PRESIDING JUSTICE MILLS, dissenting: I am simply unwilling to force an employer to weigh the costs of a lawsuit when coming to its decision to discharge an employee who admittedly refuses to follow the commands of a superior. Employer here filed an affidavit in support of its motion for summary judgment which recited that the employee was discharged because he refused to follow the orders of an immediate superior. Plaintiff unabashedly agrees that he refused, but offers up various excuses which, in his opinion, should excuse his refusal. He then recalls a two-year-old matter which he feels was the real reason for his discharge.
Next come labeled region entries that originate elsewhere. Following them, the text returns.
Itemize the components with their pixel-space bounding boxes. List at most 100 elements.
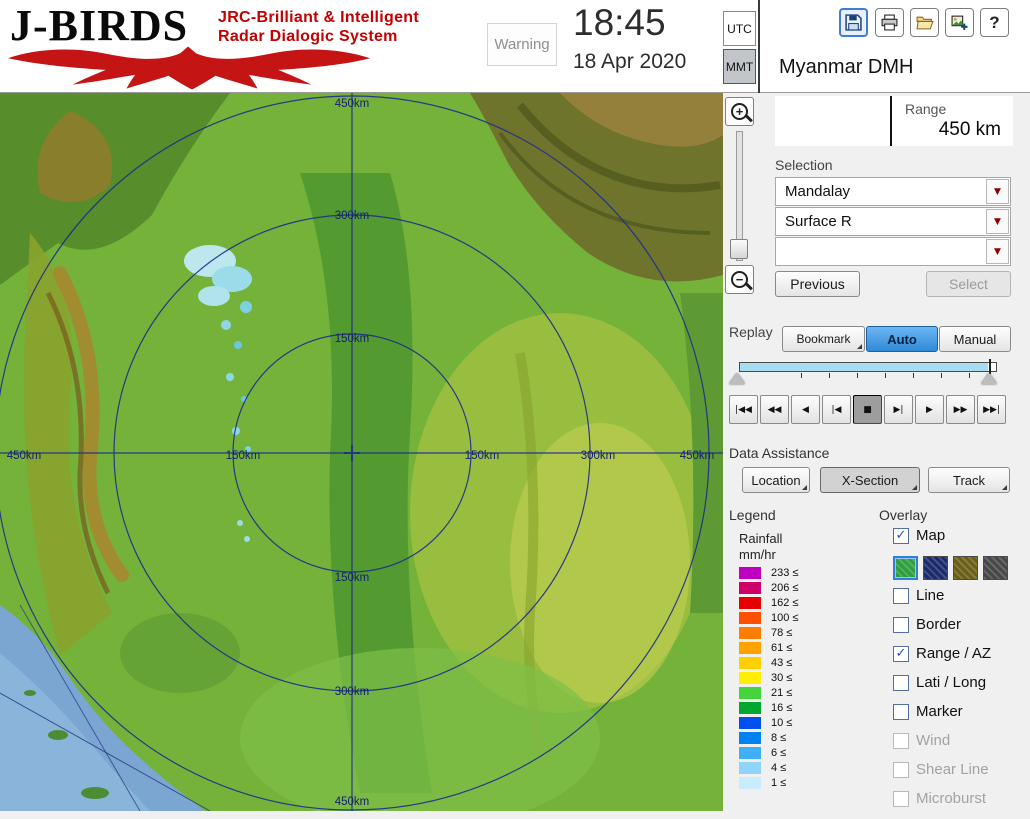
print-button[interactable] — [875, 8, 904, 37]
radar-map-canvas: 450km 300km 150km 150km 300km 450km 450km 150km… — [0, 93, 723, 811]
help-button[interactable]: ? — [980, 8, 1009, 37]
zoom-in-button[interactable]: + — [725, 97, 754, 126]
checkbox[interactable]: ✓ — [893, 527, 909, 544]
open-folder-button[interactable] — [910, 8, 939, 37]
legend-color-swatch — [739, 656, 761, 669]
previous-button[interactable]: Previous — [775, 271, 860, 297]
map-style-swatch-3[interactable] — [953, 556, 978, 580]
range-ring-label: 150km — [465, 450, 500, 462]
overlay-item-map[interactable]: ✓ Map — [893, 527, 1028, 544]
select-button[interactable]: Select — [926, 271, 1011, 297]
legend-value: 6 ≤ — [771, 746, 787, 759]
legend-row: 4 ≤ — [739, 760, 798, 775]
add-image-button[interactable] — [945, 8, 974, 37]
open-folder-icon — [915, 16, 934, 30]
overlay-item-wind: Wind — [893, 732, 1028, 749]
add-image-icon — [951, 15, 968, 30]
timeline-start-marker[interactable] — [729, 373, 745, 384]
site-dropdown[interactable]: Mandalay ▼ — [775, 177, 1011, 206]
legend-value: 78 ≤ — [771, 626, 793, 639]
overlay-item-shear-line: Shear Line — [893, 761, 1028, 778]
checkbox — [893, 790, 909, 807]
step-back-button[interactable]: |◀ — [822, 395, 851, 424]
location-button[interactable]: Location — [742, 467, 810, 493]
range-ring-label: 450km — [7, 450, 42, 462]
play-reverse-button[interactable]: ◀ — [791, 395, 820, 424]
product-dropdown-value: Surface R — [785, 213, 852, 230]
legend-color-swatch — [739, 686, 761, 699]
replay-timeline-slider[interactable] — [729, 359, 1009, 385]
checkbox[interactable] — [893, 703, 909, 720]
overlay-item-label: Shear Line — [916, 761, 989, 778]
stop-button[interactable]: ■ — [853, 395, 882, 424]
legend-value: 8 ≤ — [771, 731, 787, 744]
legend-unit-line1: Rainfall — [739, 531, 783, 546]
legend-row: 21 ≤ — [739, 685, 798, 700]
save-button[interactable] — [839, 8, 868, 37]
track-button[interactable]: Track — [928, 467, 1010, 493]
overlay-item-line[interactable]: Line — [893, 587, 1028, 604]
option-dropdown[interactable]: ▼ — [775, 237, 1011, 266]
legend-row: 43 ≤ — [739, 655, 798, 670]
timeline-track[interactable] — [739, 362, 997, 372]
overlay-item-label: Line — [916, 587, 945, 604]
range-ring-label: 150km — [226, 450, 261, 462]
help-icon: ? — [989, 12, 1000, 32]
legend-row: 6 ≤ — [739, 745, 798, 760]
overlay-item-range-az[interactable]: ✓ Range / AZ — [893, 645, 1028, 662]
product-dropdown[interactable]: Surface R ▼ — [775, 207, 1011, 236]
range-value: 450 km — [938, 119, 1001, 140]
fast-rewind-button[interactable]: ◀◀ — [760, 395, 789, 424]
overlay-options: ✓ Map Line Border ✓ Range / AZ Lati / Long Mark… — [893, 527, 1028, 819]
overlay-item-marker[interactable]: Marker — [893, 703, 1028, 720]
checkbox[interactable] — [893, 674, 909, 691]
range-ring-label: 450km — [335, 98, 370, 110]
bookmark-button[interactable]: Bookmark — [782, 326, 865, 352]
chevron-down-icon[interactable]: ▼ — [986, 209, 1009, 234]
manual-button[interactable]: Manual — [939, 326, 1011, 352]
header-divider — [758, 0, 760, 93]
x-section-button[interactable]: X-Section — [820, 467, 920, 493]
skip-to-start-button[interactable]: |◀◀ — [729, 395, 758, 424]
overlay-item-lati-long[interactable]: Lati / Long — [893, 674, 1028, 691]
play-button[interactable]: ▶ — [915, 395, 944, 424]
legend-color-swatch — [739, 641, 761, 654]
skip-to-end-button[interactable]: ▶▶| — [977, 395, 1006, 424]
checkbox — [893, 761, 909, 778]
timezone-mmt-button[interactable]: MMT — [723, 49, 756, 84]
logo-tagline-line1: JRC-Brilliant & Intelligent — [218, 9, 419, 26]
legend-value: 61 ≤ — [771, 641, 793, 654]
checkbox[interactable] — [893, 587, 909, 604]
legend-value: 4 ≤ — [771, 761, 787, 774]
zoom-slider-thumb[interactable] — [730, 239, 748, 259]
warning-button[interactable]: Warning — [487, 23, 557, 66]
map-style-swatch-2[interactable] — [923, 556, 948, 580]
step-forward-button[interactable]: ▶| — [884, 395, 913, 424]
legend-value: 30 ≤ — [771, 671, 793, 684]
timeline-thumb[interactable] — [981, 373, 997, 384]
chevron-down-icon[interactable]: ▼ — [986, 239, 1009, 264]
checkbox[interactable]: ✓ — [893, 645, 909, 662]
range-ring-label: 150km — [335, 333, 370, 345]
legend-value: 206 ≤ — [771, 581, 799, 594]
fast-forward-button[interactable]: ▶▶ — [946, 395, 975, 424]
map-style-swatch-4[interactable] — [983, 556, 1008, 580]
clock-date: 18 Apr 2020 — [573, 50, 687, 73]
radar-map[interactable]: 450km 300km 150km 150km 300km 450km 450km 150km… — [0, 93, 723, 811]
checkbox[interactable] — [893, 616, 909, 633]
legend-color-swatch — [739, 626, 761, 639]
range-display: Range 450 km — [775, 96, 1013, 146]
timezone-utc-button[interactable]: UTC — [723, 11, 756, 46]
legend-row: 16 ≤ — [739, 700, 798, 715]
legend-label: Legend — [729, 507, 776, 523]
zoom-out-button[interactable]: − — [725, 265, 754, 294]
map-style-swatch-1[interactable] — [893, 556, 918, 580]
overlay-item-label: Border — [916, 616, 962, 633]
zoom-in-icon: + — [731, 103, 748, 120]
site-dropdown-value: Mandalay — [785, 183, 851, 200]
auto-button[interactable]: Auto — [866, 326, 938, 352]
overlay-item-border[interactable]: Border — [893, 616, 1028, 633]
header-bar: J-BIRDS JRC-Brilliant & Intelligent Rada… — [0, 0, 1030, 93]
chevron-down-icon[interactable]: ▼ — [986, 179, 1009, 204]
range-divider — [890, 96, 892, 146]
This scenario parallels the facts in Cunningham v. Addressograph Multigraph Corp. (1980), 87 Ill. App. 3d 396, 409 N.E.2d 89. There, we found that one factor favoring the granting of summary judgment for a defendant employer was the employee’s admission that he had violated a company policy, which violation had precipitated his discharge. The majority seeks to distinguish Cunningham in that the company policy there was written and well known. In my view, it begs credulity to imagine that the policy of obeying the commands of superiors is not well known to anyone who has ever been in the work force as a lower-level employee. Further, it begs common knowledge of the everyday operations of businesses to imagine that such a policy would not ordinarily be enforced if it were not committed to writing. The second factor cited by us in Cunningham was that an employee is incompetent to aver the motivation behind his discharge, absent a specific admission concerning the motivation by the employer. Here, the majority would hold that the employee’s alleged cooperation with law enforcement authorities two years before his discharge automatically raises the possibility that his eventual discharge was retaliatory. The practical result — which I note was foreseen by Justice Underwood in his dissent from the majority in Kelsay v. Motorola, Inc. (1978), 74 Ill. 2d 172, 190, 384 N.E.2d 353, 361 (Underwood, J., dissenting) — is that the employee has, by virtue of his alleged cooperation with authorities, become virtually “fireproof” in that he may not be dismissed by the company without the threat of a lawsuit and the concomitant costs and dead weight loss of resources. I dissent.